Иногда он подтягивал мелодию. Негромко, неназойливо, очень в ритм. Голос у него не был профессиональным, но зато — довольно приятным и очень интимным. Она против воли закрывала глаза, и теплая, расслабляющая волна грела ее, вызывая почти неодолимое желание заплакать. Может, за те обиды, какие выпали на ее долю, а, может, — за возвращенную ей нежность, какой он ее одаривал одним своим присутствием.
Было уже больше двух, когда она постелила себе на софе, а ему на раскладном кресле. Он залез под ледяной душ, обтерся насухо простыней, подошел к ней.
— Ты подарила мне такой вечер, какого у меня, кажется, никогда не было…
У нее в глазах зажглись слезы, но он этого не мог видеть. Тихо поцеловав ее в лоб, он отправился в свое кресло и поставил возле себя транзистор, из которого все еще лилась тихая нежная мелодия…
Что толкнуло ее встать, придало решимости, на какую она не была прежде способна?

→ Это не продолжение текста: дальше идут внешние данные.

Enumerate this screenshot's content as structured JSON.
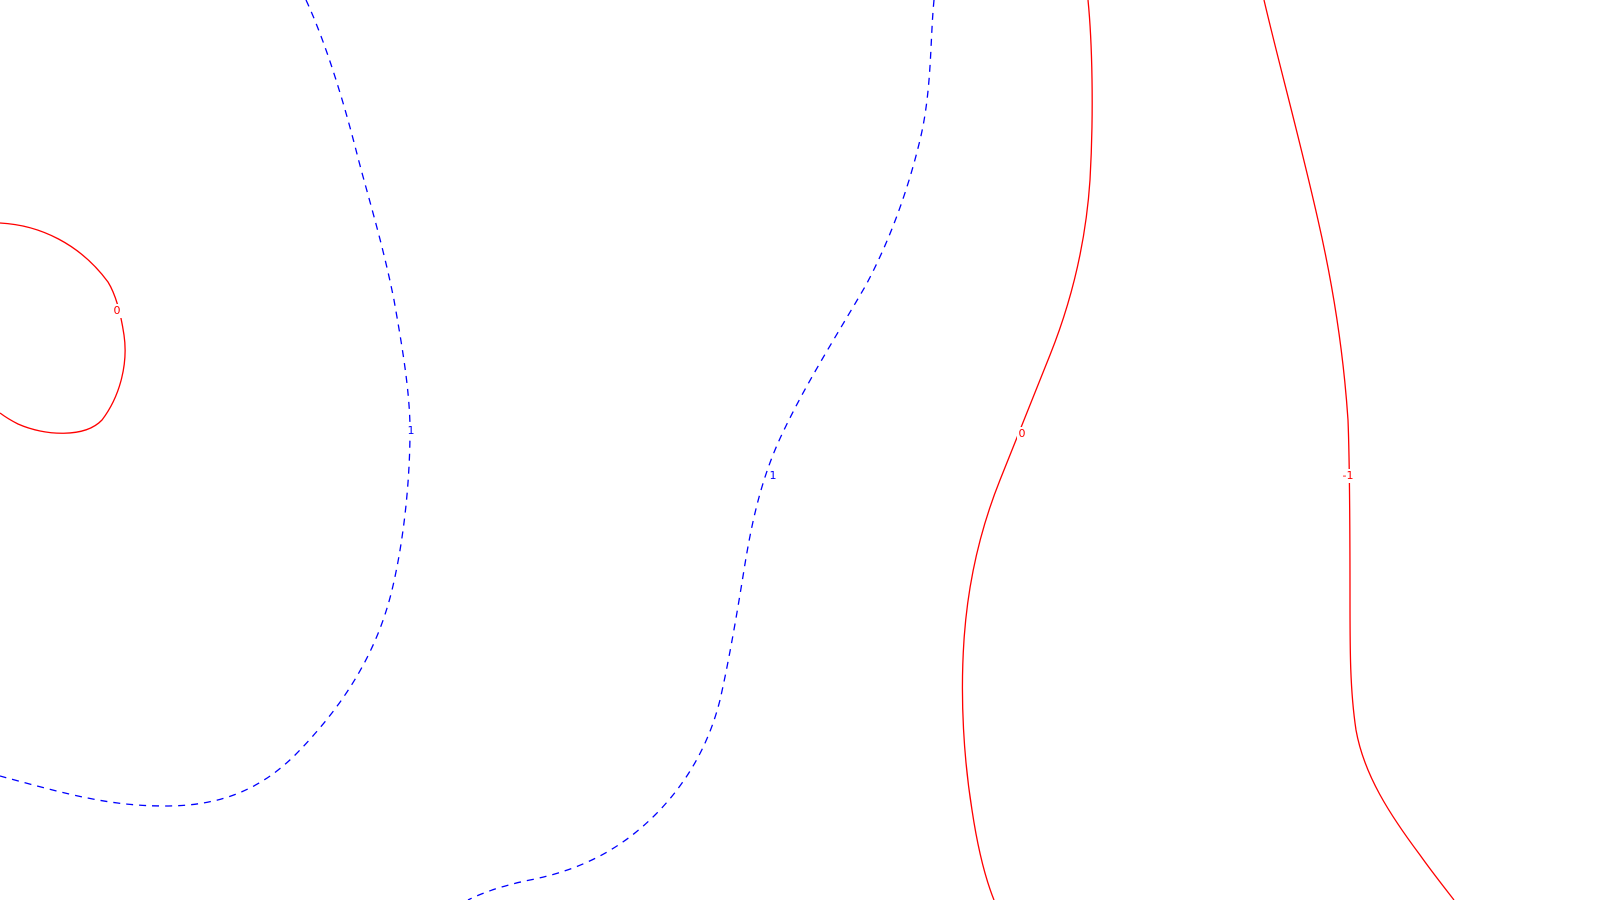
{
  "chart_data": {
    "type": "contour",
    "title": "",
    "xlabel": "",
    "ylabel": "",
    "axes_visible": false,
    "grid": false,
    "legend": "none",
    "background": "#ffffff",
    "styles": {
      "positive": {
        "color": "#0000ff",
        "linestyle": "dashed"
      },
      "zero_or_negative": {
        "color": "#ff0000",
        "linestyle": "solid"
      }
    },
    "contours": [
      {
        "id": "zero-loop-left",
        "level": 0,
        "label": "0",
        "color": "#ff0000",
        "dashed": false
      },
      {
        "id": "one-left",
        "level": 1,
        "label": "1",
        "color": "#0000ff",
        "dashed": true
      },
      {
        "id": "one-middle",
        "level": 1,
        "label": "1",
        "color": "#0000ff",
        "dashed": true
      },
      {
        "id": "zero-right",
        "level": 0,
        "label": "0",
        "color": "#ff0000",
        "dashed": false
      },
      {
        "id": "minus-one-right",
        "level": -1,
        "label": "-1",
        "color": "#ff0000",
        "dashed": false
      }
    ]
  }
}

У нее уже несколько месяцев не было мужчины, а те встречи, которые выпадали раньше, были случайными, оставляли потом чувство глубочайшего унижения.
Она прошла ровно четыре шага. Но ей показалось, это долгий и немыслимо тяжкий путь. Что она делает? Что будет потом?
Длинные и сильные руки бережно уложили ее рядом с собой. Горячие губы коснулись места над ухом, возле волос. Он гладил ее нежно и медленно. Едва касаясь. Наверное, поэтому когда он прижимал ее к себе, она забивалась в него вся, как маленькая девочка, наслушавшаяся страшных сказок. Под одеяло. С головой.
А потом все повторялось снова. И снова…
Под утро у кого-то из соседей под окном сработала установленная в машине сигнализация. Такое теперь случалось по нескольку раз за ночь. Разбуженный дом костил последними словами хозяина злополуной лайбы, который так и не появился.
Когда Анастасия очнулась, ее голова лежала на плече Алекса, а губы касались его подбородка. Она осторожно приподнялась. Алекс повернулся на бок. При свете наступающего утра на правой его лопатке виднелась небольшая зеленого цвета татуировка — меч, увитый оливковой ветвью.
Алекс тут же проснулся.
—
И волшебство тотчас закончилось. Сказочные часы пробили полночь, и с их последним ударом Золушка должна была вприприжку бежать домой, чтобы успеть к условленному сроку. Карета превратилась в тыкву, запряженные в нее кони — в крыс…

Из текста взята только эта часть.